Back to Mount Engadine—I'd booked this weekend away for us so that we could get away and reconnect after a difficult year. We never did anything for our 6th anniversary, and a weekend away right before Christmas seemed like the appropriate time to pause, be grateful for the year past (despite its turmoil) and look to the year ahead. There being no cell reception and limited WiFi at the lodge, we made personal rules not to look at our devices for any reason. Instead we talked by the fire and caught up on each others' lives; I journaled; we read our books in bed. We returned to simple moments of quiet, surrounded by the silent mountain wilderness. When I woke up at 3am on the first night, the world was so bright, the snow and the full moon collaborating to bathe everything in an eerie light that stops my heart every time I see it. The magic of how the world comes alive with no city lights; a show put on only by nature, igniting within me, time and again, a reverence for the universe we live in.

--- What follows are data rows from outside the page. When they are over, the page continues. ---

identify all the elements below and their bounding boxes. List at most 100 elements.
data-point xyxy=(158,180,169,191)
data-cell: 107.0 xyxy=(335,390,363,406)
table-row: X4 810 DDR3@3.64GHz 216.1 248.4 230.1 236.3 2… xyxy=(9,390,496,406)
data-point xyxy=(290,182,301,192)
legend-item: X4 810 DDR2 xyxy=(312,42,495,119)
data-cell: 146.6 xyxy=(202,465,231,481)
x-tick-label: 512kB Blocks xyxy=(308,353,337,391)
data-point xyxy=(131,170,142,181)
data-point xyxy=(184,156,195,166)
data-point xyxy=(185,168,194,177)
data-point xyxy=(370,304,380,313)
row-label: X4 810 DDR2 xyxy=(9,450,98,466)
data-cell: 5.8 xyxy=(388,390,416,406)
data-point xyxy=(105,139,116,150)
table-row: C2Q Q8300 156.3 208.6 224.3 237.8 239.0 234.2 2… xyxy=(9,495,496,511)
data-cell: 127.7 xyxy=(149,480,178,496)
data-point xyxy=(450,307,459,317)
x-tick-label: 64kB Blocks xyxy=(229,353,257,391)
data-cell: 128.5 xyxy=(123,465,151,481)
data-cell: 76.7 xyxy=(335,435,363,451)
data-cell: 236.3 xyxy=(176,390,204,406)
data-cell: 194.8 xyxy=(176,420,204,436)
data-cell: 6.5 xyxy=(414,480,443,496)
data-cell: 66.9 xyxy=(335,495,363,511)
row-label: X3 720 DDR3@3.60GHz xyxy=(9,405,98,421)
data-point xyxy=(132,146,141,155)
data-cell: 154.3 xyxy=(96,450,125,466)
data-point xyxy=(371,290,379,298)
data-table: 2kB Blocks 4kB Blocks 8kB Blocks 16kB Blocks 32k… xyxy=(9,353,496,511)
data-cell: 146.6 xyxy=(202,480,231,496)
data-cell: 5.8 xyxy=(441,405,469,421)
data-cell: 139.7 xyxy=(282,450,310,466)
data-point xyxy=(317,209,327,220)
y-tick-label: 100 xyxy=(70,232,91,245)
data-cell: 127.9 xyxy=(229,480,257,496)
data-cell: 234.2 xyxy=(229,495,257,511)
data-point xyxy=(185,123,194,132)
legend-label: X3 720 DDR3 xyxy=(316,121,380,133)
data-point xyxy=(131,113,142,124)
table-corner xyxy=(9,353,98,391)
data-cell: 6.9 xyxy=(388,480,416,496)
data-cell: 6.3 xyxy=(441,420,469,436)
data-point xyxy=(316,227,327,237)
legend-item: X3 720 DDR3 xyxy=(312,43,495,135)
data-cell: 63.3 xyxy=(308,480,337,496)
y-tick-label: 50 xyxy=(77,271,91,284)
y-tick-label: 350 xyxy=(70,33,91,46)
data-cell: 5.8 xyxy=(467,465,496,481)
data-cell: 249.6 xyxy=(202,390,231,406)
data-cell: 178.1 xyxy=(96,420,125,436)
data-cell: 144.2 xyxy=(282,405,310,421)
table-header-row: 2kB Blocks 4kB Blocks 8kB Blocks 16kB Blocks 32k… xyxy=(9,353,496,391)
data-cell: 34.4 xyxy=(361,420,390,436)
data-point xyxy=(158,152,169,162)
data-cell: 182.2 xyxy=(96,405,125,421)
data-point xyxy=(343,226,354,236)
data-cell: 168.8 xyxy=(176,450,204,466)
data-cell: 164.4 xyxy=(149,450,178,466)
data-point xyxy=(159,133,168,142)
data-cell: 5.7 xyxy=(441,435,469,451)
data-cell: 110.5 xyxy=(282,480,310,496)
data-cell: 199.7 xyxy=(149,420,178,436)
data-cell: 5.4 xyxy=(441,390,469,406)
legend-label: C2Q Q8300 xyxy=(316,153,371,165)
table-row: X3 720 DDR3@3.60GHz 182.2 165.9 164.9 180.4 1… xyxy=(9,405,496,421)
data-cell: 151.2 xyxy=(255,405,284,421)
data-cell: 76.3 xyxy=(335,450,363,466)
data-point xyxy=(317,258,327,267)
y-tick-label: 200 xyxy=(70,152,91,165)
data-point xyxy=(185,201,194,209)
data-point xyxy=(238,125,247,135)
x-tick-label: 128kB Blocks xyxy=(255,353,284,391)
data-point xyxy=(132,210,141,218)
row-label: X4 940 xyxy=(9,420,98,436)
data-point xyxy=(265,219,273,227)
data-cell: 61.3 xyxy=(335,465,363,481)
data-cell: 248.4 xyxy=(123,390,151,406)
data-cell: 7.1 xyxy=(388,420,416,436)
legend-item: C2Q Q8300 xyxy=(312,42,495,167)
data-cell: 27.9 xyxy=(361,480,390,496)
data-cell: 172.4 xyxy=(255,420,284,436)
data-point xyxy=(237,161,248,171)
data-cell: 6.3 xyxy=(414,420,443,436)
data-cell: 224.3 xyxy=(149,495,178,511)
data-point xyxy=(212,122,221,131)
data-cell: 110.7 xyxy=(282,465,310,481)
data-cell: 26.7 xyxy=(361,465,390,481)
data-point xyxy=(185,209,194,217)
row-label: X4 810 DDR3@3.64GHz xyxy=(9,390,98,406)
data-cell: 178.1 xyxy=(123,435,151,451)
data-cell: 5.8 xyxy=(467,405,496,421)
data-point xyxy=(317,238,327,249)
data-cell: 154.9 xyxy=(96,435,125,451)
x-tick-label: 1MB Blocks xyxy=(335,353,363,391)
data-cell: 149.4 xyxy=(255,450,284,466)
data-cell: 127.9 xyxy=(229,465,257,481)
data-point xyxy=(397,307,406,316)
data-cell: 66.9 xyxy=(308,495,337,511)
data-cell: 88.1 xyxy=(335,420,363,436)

The next day, we hiked to Rummel Lake with a packed lunch and a lot of enthusiasm. I was so buoyant and content, for this weekend felt like the first real weekend of adventure we'd had in a long time, and may have been one of the very few hikes we did with just the two of us. We marvelled at the formation of frost and the clear detail of each snowflake on the ground and on the trees. Here, we have hoar frost: a deposit of ice crystals formed in clear, still weather, on objects exposed to the free air. It was one of those magical winter wonderland days, and just warm enough to avoid being uncomfortable—until we stood eating our lunch by the lake, which was still untouched by the day's sun. Despite our layers, -15ºC quickly became too much to bear.
I will be forever grateful for this weekend—a time of contentedness for us, not knowing that 5 weekends later we would be parting ways as lovers, and re-entering the world as friends.